With Chevron throwing its weight behind the Kitimat project and paying a not insubstantial amount of cash for a 50% stake, the development is likely to gain momentum. However, the transaction highlights challenges facing North American LNG exports. While natural gas resources on the continent appear sufficient to support both the domestic consumption and LNG exports, capital requirements for liquefaction, pipeline and processing infrastructure are immense and lead times are extensive. Even assuming a flawless execution, first LNG shipments from Kitimat are probably a 2018-2019 event, while full capacity is unlikely to be reached until next decade.

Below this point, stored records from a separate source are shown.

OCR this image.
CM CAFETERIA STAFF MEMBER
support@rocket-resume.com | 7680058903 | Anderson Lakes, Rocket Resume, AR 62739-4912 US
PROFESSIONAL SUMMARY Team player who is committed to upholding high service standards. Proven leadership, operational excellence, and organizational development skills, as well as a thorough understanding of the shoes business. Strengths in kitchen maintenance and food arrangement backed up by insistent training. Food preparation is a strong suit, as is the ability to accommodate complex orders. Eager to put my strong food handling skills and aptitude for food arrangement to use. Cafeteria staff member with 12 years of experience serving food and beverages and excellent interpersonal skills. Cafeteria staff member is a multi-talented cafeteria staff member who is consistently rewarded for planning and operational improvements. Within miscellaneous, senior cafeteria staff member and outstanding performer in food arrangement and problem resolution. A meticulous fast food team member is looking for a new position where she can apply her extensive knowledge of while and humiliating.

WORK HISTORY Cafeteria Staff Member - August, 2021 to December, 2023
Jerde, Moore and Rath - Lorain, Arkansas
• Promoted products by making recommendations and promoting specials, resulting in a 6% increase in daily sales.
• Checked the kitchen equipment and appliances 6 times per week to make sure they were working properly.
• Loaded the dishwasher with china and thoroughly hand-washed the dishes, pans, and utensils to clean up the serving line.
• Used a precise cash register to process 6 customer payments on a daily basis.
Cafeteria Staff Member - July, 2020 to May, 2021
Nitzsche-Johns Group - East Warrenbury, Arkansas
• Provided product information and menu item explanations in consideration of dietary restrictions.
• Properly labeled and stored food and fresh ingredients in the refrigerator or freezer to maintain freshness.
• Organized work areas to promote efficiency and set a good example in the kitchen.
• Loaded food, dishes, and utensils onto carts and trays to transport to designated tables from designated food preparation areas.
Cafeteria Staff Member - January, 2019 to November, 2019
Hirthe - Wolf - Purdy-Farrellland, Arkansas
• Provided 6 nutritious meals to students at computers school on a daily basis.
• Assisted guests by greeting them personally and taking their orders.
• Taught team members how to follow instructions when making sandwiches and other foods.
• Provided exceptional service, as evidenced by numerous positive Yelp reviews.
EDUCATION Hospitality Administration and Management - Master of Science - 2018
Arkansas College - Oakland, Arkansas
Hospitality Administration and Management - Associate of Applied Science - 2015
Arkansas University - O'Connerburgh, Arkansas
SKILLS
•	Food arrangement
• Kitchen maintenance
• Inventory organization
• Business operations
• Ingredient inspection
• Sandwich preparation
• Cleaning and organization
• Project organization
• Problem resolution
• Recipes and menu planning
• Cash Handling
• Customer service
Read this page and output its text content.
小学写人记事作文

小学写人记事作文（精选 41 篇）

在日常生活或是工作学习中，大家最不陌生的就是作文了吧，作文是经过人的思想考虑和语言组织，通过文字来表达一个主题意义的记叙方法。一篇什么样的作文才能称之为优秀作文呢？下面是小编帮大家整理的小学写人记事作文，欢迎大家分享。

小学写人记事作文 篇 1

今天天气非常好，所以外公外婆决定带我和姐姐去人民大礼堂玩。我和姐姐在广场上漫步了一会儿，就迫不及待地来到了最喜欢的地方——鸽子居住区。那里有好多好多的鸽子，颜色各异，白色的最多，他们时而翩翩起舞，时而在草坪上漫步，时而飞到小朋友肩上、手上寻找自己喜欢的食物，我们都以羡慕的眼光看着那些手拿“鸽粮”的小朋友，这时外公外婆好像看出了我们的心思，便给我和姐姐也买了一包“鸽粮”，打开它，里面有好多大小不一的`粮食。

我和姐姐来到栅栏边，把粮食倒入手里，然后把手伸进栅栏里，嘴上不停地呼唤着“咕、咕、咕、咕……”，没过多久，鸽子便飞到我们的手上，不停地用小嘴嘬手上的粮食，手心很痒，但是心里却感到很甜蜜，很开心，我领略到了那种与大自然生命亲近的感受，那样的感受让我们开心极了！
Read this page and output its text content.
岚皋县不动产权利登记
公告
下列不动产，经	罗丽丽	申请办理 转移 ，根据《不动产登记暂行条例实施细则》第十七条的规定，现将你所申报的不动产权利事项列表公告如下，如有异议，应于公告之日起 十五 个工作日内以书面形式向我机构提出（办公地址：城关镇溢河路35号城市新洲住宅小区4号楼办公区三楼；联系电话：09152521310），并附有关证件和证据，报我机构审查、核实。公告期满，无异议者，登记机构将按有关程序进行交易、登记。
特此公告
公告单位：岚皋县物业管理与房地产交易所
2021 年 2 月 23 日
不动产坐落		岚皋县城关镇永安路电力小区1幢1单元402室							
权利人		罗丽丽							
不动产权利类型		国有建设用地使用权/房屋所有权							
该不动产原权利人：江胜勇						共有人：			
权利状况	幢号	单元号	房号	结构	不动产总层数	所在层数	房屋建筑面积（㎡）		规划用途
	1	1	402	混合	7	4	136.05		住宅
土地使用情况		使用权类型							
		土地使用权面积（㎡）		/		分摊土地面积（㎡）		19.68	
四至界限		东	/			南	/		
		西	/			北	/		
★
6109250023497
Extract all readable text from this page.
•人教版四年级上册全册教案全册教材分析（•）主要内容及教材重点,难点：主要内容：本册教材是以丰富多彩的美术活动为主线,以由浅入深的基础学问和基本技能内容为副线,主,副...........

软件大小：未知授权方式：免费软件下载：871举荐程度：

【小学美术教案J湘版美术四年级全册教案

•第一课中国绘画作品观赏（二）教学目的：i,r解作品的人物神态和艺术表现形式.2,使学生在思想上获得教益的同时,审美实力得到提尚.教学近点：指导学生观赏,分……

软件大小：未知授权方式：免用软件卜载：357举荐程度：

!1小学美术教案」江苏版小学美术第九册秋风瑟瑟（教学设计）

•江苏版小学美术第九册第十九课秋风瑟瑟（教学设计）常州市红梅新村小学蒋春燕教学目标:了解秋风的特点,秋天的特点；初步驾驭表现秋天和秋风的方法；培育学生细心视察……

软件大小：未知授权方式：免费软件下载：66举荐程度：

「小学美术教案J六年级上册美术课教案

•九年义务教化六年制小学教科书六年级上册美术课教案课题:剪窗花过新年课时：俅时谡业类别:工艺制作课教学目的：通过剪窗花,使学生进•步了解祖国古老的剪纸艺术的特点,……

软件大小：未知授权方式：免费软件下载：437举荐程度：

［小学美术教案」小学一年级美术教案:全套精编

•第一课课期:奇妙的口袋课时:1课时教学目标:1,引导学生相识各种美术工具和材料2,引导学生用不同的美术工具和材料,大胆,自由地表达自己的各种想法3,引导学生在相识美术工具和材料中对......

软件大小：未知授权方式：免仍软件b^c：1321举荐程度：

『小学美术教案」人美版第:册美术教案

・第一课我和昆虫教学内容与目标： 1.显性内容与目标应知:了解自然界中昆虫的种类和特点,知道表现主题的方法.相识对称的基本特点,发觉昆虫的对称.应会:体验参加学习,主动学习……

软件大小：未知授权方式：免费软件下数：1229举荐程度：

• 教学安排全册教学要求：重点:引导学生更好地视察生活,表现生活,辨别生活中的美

To recover the upfront investment and earn a minimum return required, the project will need to operate seamlessly and profitably for many years thereafter. It is no surprise that even for well established, large-capitalization operators such as EOG and Encana the risk and timing of cash flows of an integrated gas project of this magnitude may be an insurmountable challenge.
Securing long-term off-take agreements - which is pivotal for the majority, typically project-financed, LNG projects - is another challenge for North American gas export. The Apache/EOG/Encana consortium has struggled to secure such commitments despite several years of intense marketing effort. With no long-term contracts in place, the project was a "no go" for both EOG and Encana. With Chevron being the world's premier LNG developer with longstanding relationships in key Asian markets and exceptionally strong balance sheet - which is a pre-condition for many customers to entering into multi-year LNG procurement agreements - the JV's chances of securing contracts increase substantially. Given high competition among the world's LNG contracts, Chevron and Apache still may have to offer concessions to attract "anchor" customers, such as equity interests in the LNG project and upstream assets as part of consideration for long-term off-take commitments.
Chevron's participation in the Kitimat venture is not a complete surprise. Chevron and Apache are already partners in the Wheatstone LNG export project in Australia where Chevron is the operator and led marketing efforts. Similar to the proposed Kitimat project, the Wheatstone is a two-train plant with capacity of 8.9 million tons of LNG per annum that is expected to commence operations in 2016. Chevron also operates other LNG projects worldwide, including the giant Gorgon LNG project in Australia, and LNG Angola. Chevron's expertise in managing large-scale LNG developments is a strong enhancement to the Kitimat JV's capability to complete the development on time and within budget.
The transaction demonstrates that Oil Majors remain largely unchallenged in the Integrated Gas segment and in the long run may end up the greatest beneficiaries of the natural gas revolution in North America through their domination of the downstream segment of the gas value chain (including Petrochemicals, LNG exports, Gas-to-Liquids, and other types of "conversion" capacity).
Disclaimer: This article is not an investment recommendation. Any analysis presented in this article is illustrative in nature, is based on an incomplete set of information and has limitations to its accuracy, and is not meant to be relied upon for investment decisions. Please consult a qualified investment advisor.